Helen’s pregnancy wasn’t easy, and the unstable weather in Saint Petersburg made Helen feel even worse causing migraine attacks. We needed to go somewhere with a sea, the sun, and mild warm climate. We chose Sicily. Within a day, Helen began to feel better and her migraine attacks were gone. What’s more, Helen was able to swim in the sea every day, which helped her ease her backache a bit. However, six weeks later it was getting colder and we had to consider another move.

Our babies were due in winter, so we needed a country with warm climate and, of course, first-class health services. We settled on Cyprus and moved there straight away. We rented a flat in Limassol, near the sea. It was important, because swimming was the only exercise Helen could do, as her baby bump was so huge by that time that she – being petite – could barely walk.

Despite the hardships of pregnancy and a huge stomach, Lena tried to lead an active life, walked along the coast and swam in the sea.

We signed a maternity care contract with a hospital in Nicosia, the capital of Cyprus. It’s situated very close to Limassol – it’s about an hour’s drive.

We eagerly waited for the four of us. There was very little time left.We could not imagine what a bright adventure the birth of our kids will be!

The Birth of Twins

Helen had regular ultrasound, and one of them uncovered pregnancy complications, life-threatening to our babies. An immediate C-section was necessary for saving them, which was two months before their due date… We had to move to Nicosia instantly and rent a flat closer to the hospital.

When our boys were born, they were tiny and seemed almost transparent. Michael Jr’s weight was 1.8 kg (3.9 lb), and Robert’s weight was 1.1 kg (2.4 lb). They both were immediately put into humidicribs and taken to the neonatal intensive care unit of the state children’s hospital. Michael Sr rushed to them while Helen had to remain in hospital to recover.

The first week after our kids’ birth was very hard both for them and for us. We realized that instead of the mother’s love they had to face the unknown and frightening surroundings. Nurses, doctors, noise, other kids’ cries, adults’ conversations around… Our boys were in closed humidicribs, numerous body sensors were connected to them, they were getting frequent blood tests. The doctors didn’t forecast anything, so there were uncertainty and anxiety in the air. We had no idea how everything would end, so we were ready almost for everything, even for the worst…

When the first week was over, the condition of the children remained stable. We were allowed to visit them twice a day – one hour in the morning and one hour in the evening. We couldn’t either take them into our arms or hug them – they were lying in closed humidicribs. The only thing we could do was to lay a hand on their head and stand like this for a long-long time without moving… That was our first contact with our sons.

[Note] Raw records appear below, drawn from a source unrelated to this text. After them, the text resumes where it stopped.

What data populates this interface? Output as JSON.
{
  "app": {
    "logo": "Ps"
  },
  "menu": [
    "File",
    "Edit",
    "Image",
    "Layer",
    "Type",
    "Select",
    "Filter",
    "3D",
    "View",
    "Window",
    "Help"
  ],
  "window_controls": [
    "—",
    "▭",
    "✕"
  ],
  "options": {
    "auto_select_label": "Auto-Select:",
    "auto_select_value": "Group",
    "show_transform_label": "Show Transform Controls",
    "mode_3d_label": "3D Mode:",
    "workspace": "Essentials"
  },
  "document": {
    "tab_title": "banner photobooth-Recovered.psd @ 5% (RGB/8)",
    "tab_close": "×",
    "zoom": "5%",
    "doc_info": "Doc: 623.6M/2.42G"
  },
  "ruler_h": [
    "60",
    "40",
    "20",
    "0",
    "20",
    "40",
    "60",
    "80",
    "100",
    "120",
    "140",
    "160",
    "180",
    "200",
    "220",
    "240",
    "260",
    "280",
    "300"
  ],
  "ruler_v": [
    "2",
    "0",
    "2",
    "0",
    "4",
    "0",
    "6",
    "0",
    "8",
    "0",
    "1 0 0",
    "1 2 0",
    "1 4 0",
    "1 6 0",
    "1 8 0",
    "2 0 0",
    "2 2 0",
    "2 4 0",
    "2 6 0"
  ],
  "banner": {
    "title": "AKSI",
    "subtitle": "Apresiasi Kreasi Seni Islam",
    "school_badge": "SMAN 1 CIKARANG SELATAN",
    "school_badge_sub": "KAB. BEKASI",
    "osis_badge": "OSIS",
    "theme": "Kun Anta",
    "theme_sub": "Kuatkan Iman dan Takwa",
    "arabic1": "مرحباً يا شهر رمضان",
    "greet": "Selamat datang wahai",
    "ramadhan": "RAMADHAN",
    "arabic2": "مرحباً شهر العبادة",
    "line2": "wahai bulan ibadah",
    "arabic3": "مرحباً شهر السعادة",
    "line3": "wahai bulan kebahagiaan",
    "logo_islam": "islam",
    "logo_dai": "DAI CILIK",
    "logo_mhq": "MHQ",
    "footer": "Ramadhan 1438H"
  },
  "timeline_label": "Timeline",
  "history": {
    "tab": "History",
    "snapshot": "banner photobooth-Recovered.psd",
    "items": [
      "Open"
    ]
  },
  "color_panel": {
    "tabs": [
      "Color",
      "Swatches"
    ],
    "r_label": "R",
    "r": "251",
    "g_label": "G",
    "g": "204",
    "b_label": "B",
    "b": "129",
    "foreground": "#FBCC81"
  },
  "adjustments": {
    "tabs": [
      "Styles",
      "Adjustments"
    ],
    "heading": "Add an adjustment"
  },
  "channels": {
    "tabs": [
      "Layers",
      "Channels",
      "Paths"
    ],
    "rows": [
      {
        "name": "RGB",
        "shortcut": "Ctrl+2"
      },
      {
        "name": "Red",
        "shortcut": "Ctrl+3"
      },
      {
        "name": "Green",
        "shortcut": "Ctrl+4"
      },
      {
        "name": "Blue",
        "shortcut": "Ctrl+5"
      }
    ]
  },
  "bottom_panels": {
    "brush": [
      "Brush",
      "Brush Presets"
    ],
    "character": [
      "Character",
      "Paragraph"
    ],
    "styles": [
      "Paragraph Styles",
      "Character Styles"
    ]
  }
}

Our boys were born so incredibly small…

Touching the babies through the holes in the walls of the closed humidicrib – that’s all that was available to us in those days. I really wanted to take our crumbs in my arms, press them against me, but it was impossible … We communicated with our children through touches. We held our hands on their heads and stood there without moving. Heads of babies under our hands seemed quite tiny, not more than an orange.

Thanks to the intensive care and the doctors’ competence, the boys were recovering quickly and gaining weight. Michael Jr was growing faster while Robert was growing a bit slower. Michael Jr stayed in the closed humidicrib for two weeks and then in the open-care crib for one week.

We bottle-fed our twin boys twice a day, and nurses taught us how to take care of them – to bathe, dress them, and give medicines.

In the very beginning, Robert looked quite unusually and was more like an alien with a big head, tiny arms and legs. Only four months later, he started to look like a normal human baby.

Our tiny “alien” Robert. Initially, it seemed to us that he would always be so unusual. But four months later he lost all his alien appearance and became an ordinary baby.

When Michael Jr gained enough weight, he was moved from the humidicrib to the open-care crib. We enjoyed the opportunity to cuddle him and couldn’t wait to hug little Robert as well.

Nothing can compare the happiness with which we took Misha and Robert first time.